然而,也正因为如此,才让谢殊能在达成目的后翻脸无情。
在大多数人看来,汝阳王是一位识大体知进退的亲王。
新皇登基后,更是乖乖就藩,让人挑不出刺,还得赞一句他深明大义,不留在京城给新继位的皇帝添乱。
他毕竟姓秦,是皇室成员,还是先帝一母同胞的兄弟。
在大景朝,只要他不谋反,其地位不容置疑。
被他掌握的势力,就是谢殊也不敢小觑,并没有能一举拿下的信心。
那时,谢殊如果想要永绝后患,只能选择跟他拼个鱼死网破。
完全没有这个必要。
还不如先放他回封地,再温水煮青蛙,徐徐图之。
可汝阳王岂是好对付的?
回到封地的他,如猛虎归山,彻底脱出了谢殊的控制。
这些年,谢殊从未放松对汝阳王的警惕,但却从未想到,两人之间的博弈开始于更早之前。
要不然汝阳王刻意为之,他的嫡长孙怎么会刚好跟谢皇后诞下麟儿的时间相差无几?
别的都能控制,女子的生产时辰,却只能听从上天安排。
想到这里,谢殊的后背起了一层密密的白毛汗。
想成功换走谢皇后的亲儿子,汝阳王这个嫡长孙背后,究竟会有多少女人的血泪?
谢殊一个激灵,控制不住自己的朝着燕长青看去。
跟在封地不知道密谋到了哪一步的汝阳王比起来,眼前的燕长青顿时变得眉清目秀起来。
还是武将好啊,他就爱跟武将打交道。
武功再怎么高强,心思单纯,有什么想法都写在脸上。
燕长青既然敢在他面前提出这件事,就一定有把握。
这张投名状,大大地出乎了他的意料。
谢殊徐徐吐出一口气:“燕兄弟,愿闻其详。”
燕长青笑了笑,把秦瑶光告诉他的细节一一讲来,令谢殊越听越心惊。
这等秘辛,如果不是对方证据确凿,绝无可能连细节处都知道。
当今圣上还是太子时,先皇并未直接给他定下太子妃人选,而是替她纳了两位世家女:一位姓卢、一位姓谢。
说起来,谢家女是太子所有女人中第一个有孕的。
要不是因为诞下是长女而非长子,早就没有其他人什么事,太子妃的位置也早就成为她囊中之物。
这就给了卢家女机会。
趁谢家女刚生了孩子需要休养,太子又是个雨露均沾的,卢家女和其他姬妾把握住机会,先后有孕。

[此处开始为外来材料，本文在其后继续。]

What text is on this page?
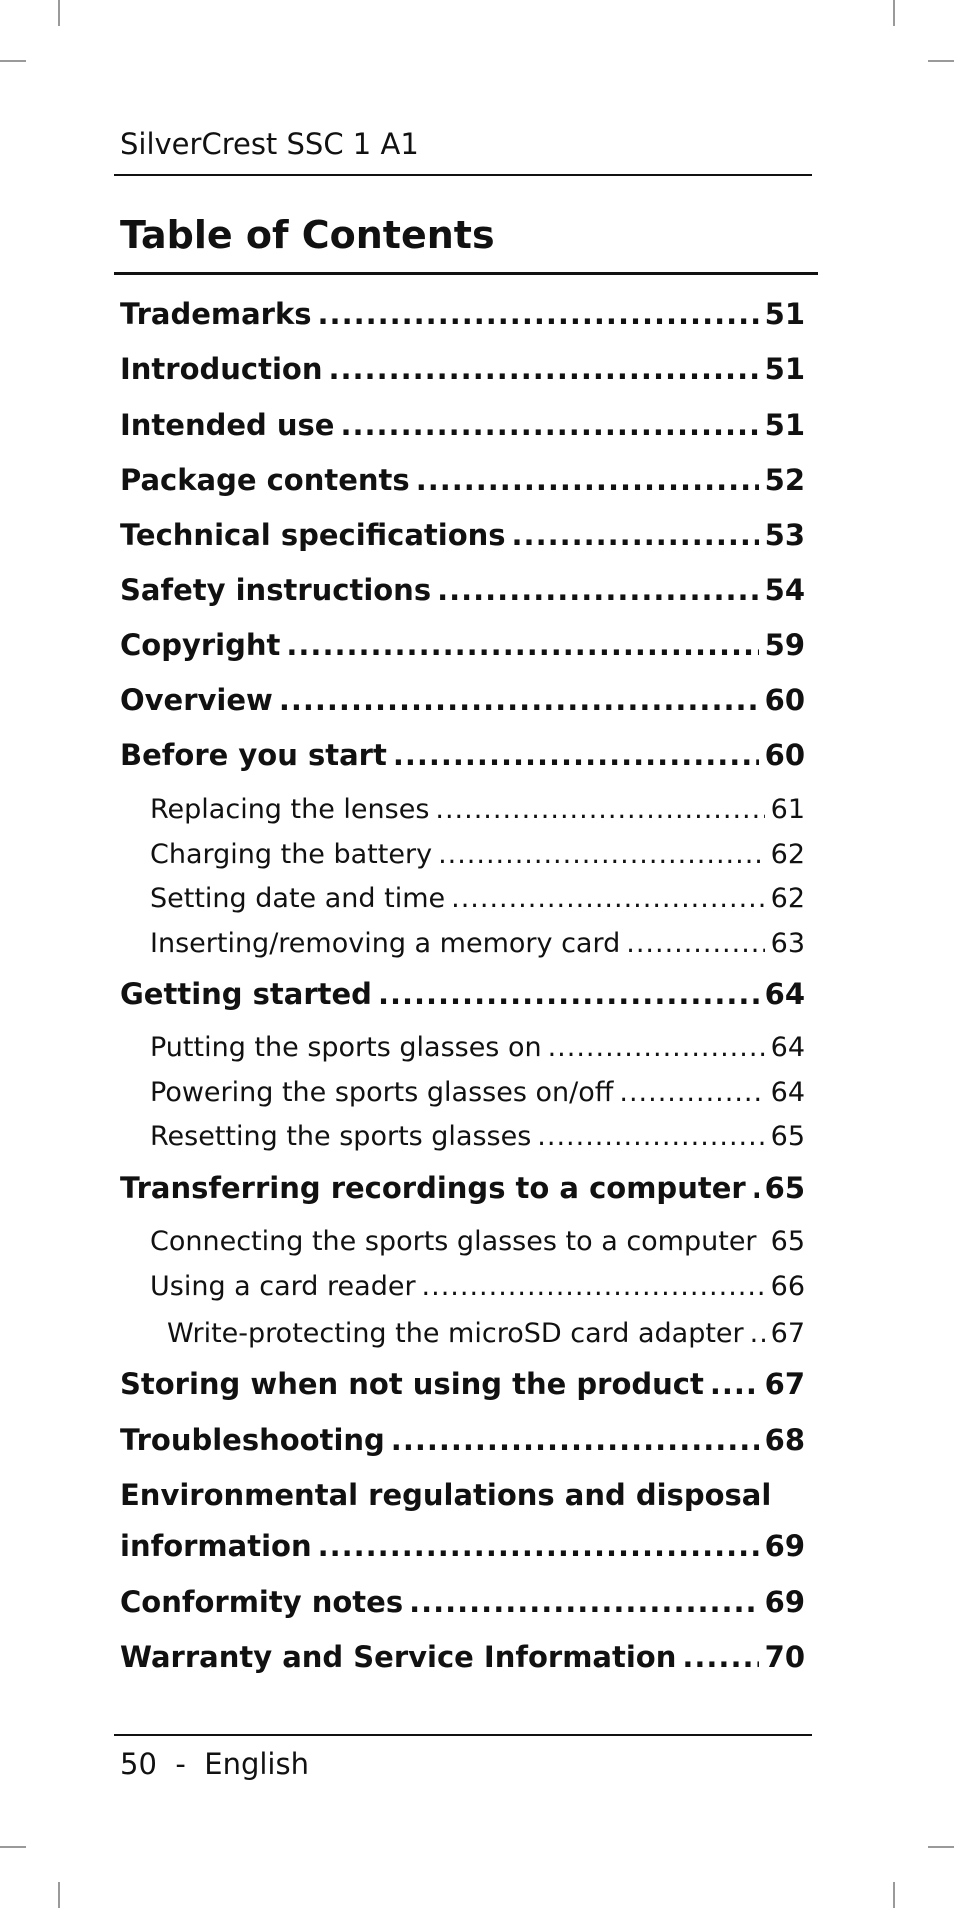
SilverCrest SSC 1 A1
Table of Contents
Trademarks .....	51
Introduction .....	51
Intended use .....	51
Package contents .....	52
Technical specifications .....	53
Safety instructions .....	54
Copyright .....	59
Overview .....	60
Before you start .....	60
Replacing the lenses .....	61
Charging the battery .....	62
Setting date and time .....	62
Inserting/removing a memory card .....	63
Getting started .....	64
Putting the sports glasses on .....	64
Powering the sports glasses on/off .....	64
Resetting the sports glasses .....	65
Transferring recordings to a computer ..... 65
Connecting the sports glasses to a computer ..... 65
Using a card reader .....	66
Write-protecting the microSD card adapter ..... 67
Storing when not using the product ..... 67
Troubleshooting .....	68
Environmental regulations and disposal
information .....	69
Conformity notes .....	69
Warranty and Service Information .....	70
50 - English
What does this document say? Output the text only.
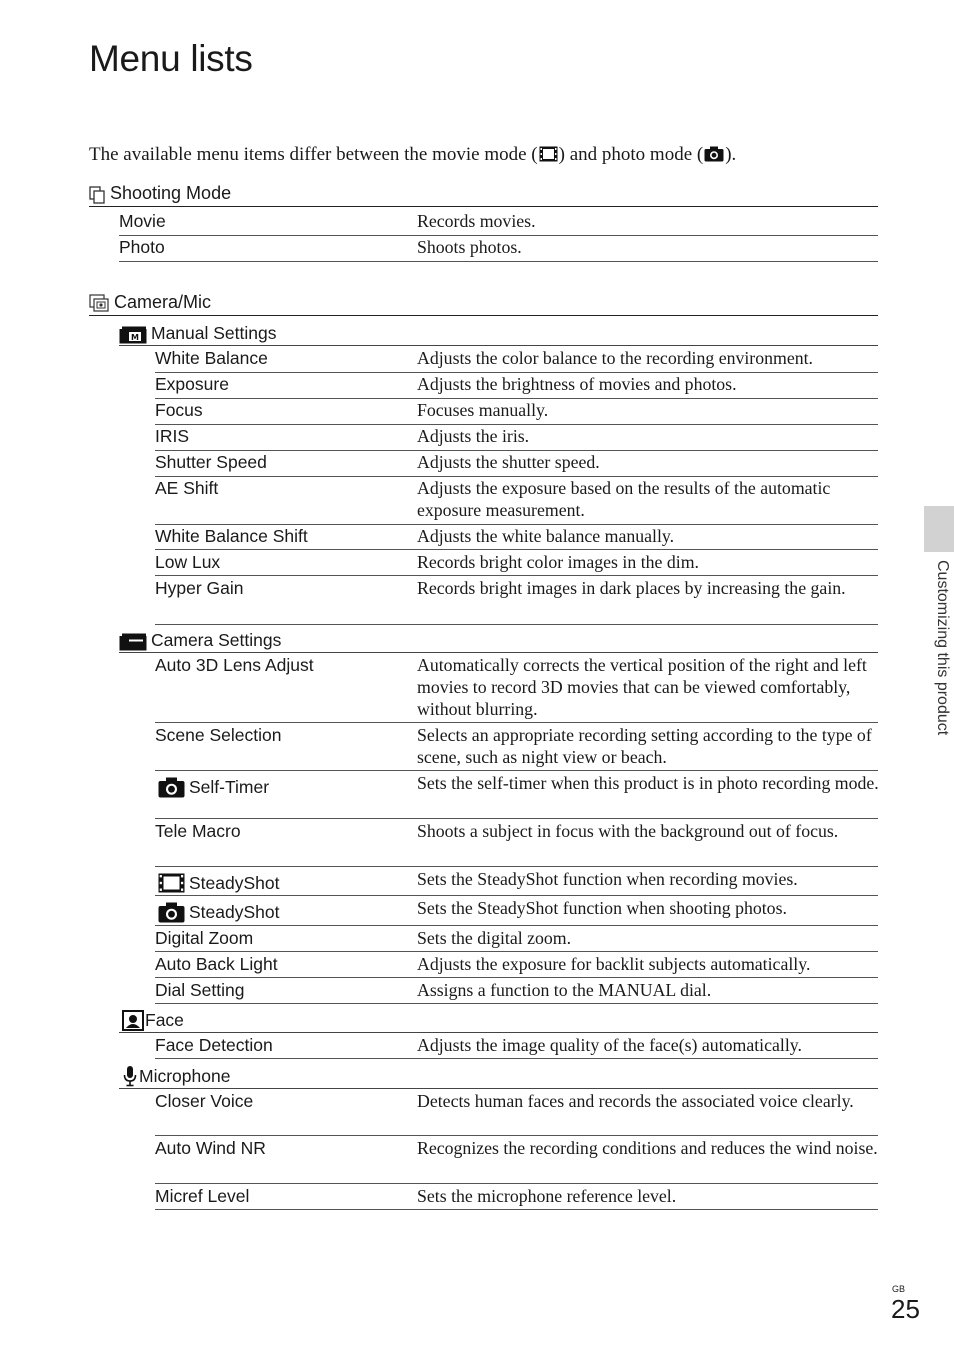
Menu lists
The available menu items differ between the movie mode ( ) and photo mode ( ).
Shooting Mode
Movie	Records movies.
Photo	Shoots photos.
Camera/Mic
M Manual Settings
White Balance	Adjusts the color balance to the recording environment.
Exposure	Adjusts the brightness of movies and photos.
Focus	Focuses manually.
IRIS	Adjusts the iris.
Shutter Speed	Adjusts the shutter speed.
AE Shift	Adjusts the exposure based on the results of the automatic exposure measurement.
White Balance Shift	Adjusts the white balance manually.
Low Lux	Records bright color images in the dim.
Hyper Gain	Records bright images in dark places by increasing the gain.
Camera Settings
Auto 3D Lens Adjust	Automatically corrects the vertical position of the right and left movies to record 3D movies that can be viewed comfortably, without blurring.
Scene Selection	Selects an appropriate recording setting according to the type of scene, such as night view or beach.
Self-Timer	Sets the self-timer when this product is in photo recording mode.
Tele Macro	Shoots a subject in focus with the background out of focus.
SteadyShot	Sets the SteadyShot function when recording movies.
SteadyShot	Sets the SteadyShot function when shooting photos.
Digital Zoom	Sets the digital zoom.
Auto Back Light	Adjusts the exposure for backlit subjects automatically.
Dial Setting	Assigns a function to the MANUAL dial.
Face
Face Detection	Adjusts the image quality of the face(s) automatically.
Microphone
Closer Voice	Detects human faces and records the associated voice clearly.
Auto Wind NR	Recognizes the recording conditions and reduces the wind noise.
Micref Level	Sets the microphone reference level.
Customizing this product
GB
25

在卢家女之前,已有人先后为太子诞下子嗣,却因为母亲地位不显,并不能跟两人造成威胁。
竞争,仍然在她们两位世家女之间展开。
正在卢家暗自高兴之际,盼着她诞下儿子就能名正言顺成为太子妃时,东宫传来一个好消息、一个坏消息。
好消息是她果然一举得男,坏消息是卢良娣在产后血崩,只来得及看儿子一眼,就没撑住在第二天去世,孩子生下来就没了娘。
所幸太子还算有情有义,看在卢家的份上,将卢家女追封为良娣,地位仅次于太子妃。
然而,人都死了,空有一个良娣位份又有何用?
这才给了谢家女机会。
在长女诞生的第二年,她就成功诞下太子的第四个孩子,便是如今的四皇子,成为最后的赢家。
有子嗣傍身,才能在后来新皇登基后,顺理成章被册封为后。
否则,哪怕谢殊和先帝达成交易,又有从龙之功,谢皇后就算坐上后位,也难保有人议论,让她这张凤椅坐到不安稳。
当年在潜邸围绕子嗣而在暗处涌动的刀光剑影,丝毫不输朝堂上的针锋相对。
谢殊作为谢皇后的父亲,亲历了这一切。
今日却告诉他,就在他眼皮子底下,女儿千辛万苦生下来的儿子,在出生的那一刻起就被汝阳王成功掉包。
怎么不令他如坐针毡?
一刻钟之后,燕长青说话的声音停了下来,走到茶案旁,自己动手将春白茶进行第三泡。
说了这么久的话,有些口干。
其中巨大的信息量,就留给谢殊慢慢去消化。
说实话,他所说的这一切并没有拿出可靠证据。
但此时并非对簿公堂,不需要人证物证,只看谢殊信不信。
然而,由不得谢殊不信。
当年种种,全都对得上,尤其是那个叫“霜叶”的婢女。
谢殊坐得笔挺,两手搭在膝盖上,仪态如常,看惯了风云变幻的眼里情绪复杂。
好半晌,他才回过神来。
“燕兄弟,老夫要感谢你。”
他冲着燕长青一拱手:“如果不是你,我至今还蒙在鼓里。”
帮人做了嫁衣裳,还浑然不觉。
燕长青淡淡一笑,将他刚沏好的茶斟了一杯出来,推到谢殊面前:“既然是盟友,‘感谢’这个词就不必提了。”
盟友。
谢殊再听见这个词,心头一突,不由自主追问了一句:“老夫多问一句,如此秘密,你如何得知?”
话一出口,他就后悔了。
每个人都有自己的秘密,就算是盟友,燕长青恐怕也不愿意对他说出自己的手段。
这个问题,无疑是多此一问。
不料,燕长青看了他一眼,竟然回答了。
“此事说来也巧。”
燕长青慢条斯理地开口:“霜叶当年一息善念犹存,诈死远遁,保下了你的外孙,隐入距边城不远的一座小城生活。原想着把孩子当做普通人养大,一世平安就行。”
谢殊喉头一紧。
听起来,一定出了意外。
否则,就不会有燕长青坐在这里,对他讲述过往了。
“你想不想知道,孩子是否还活着?”
燕长青问。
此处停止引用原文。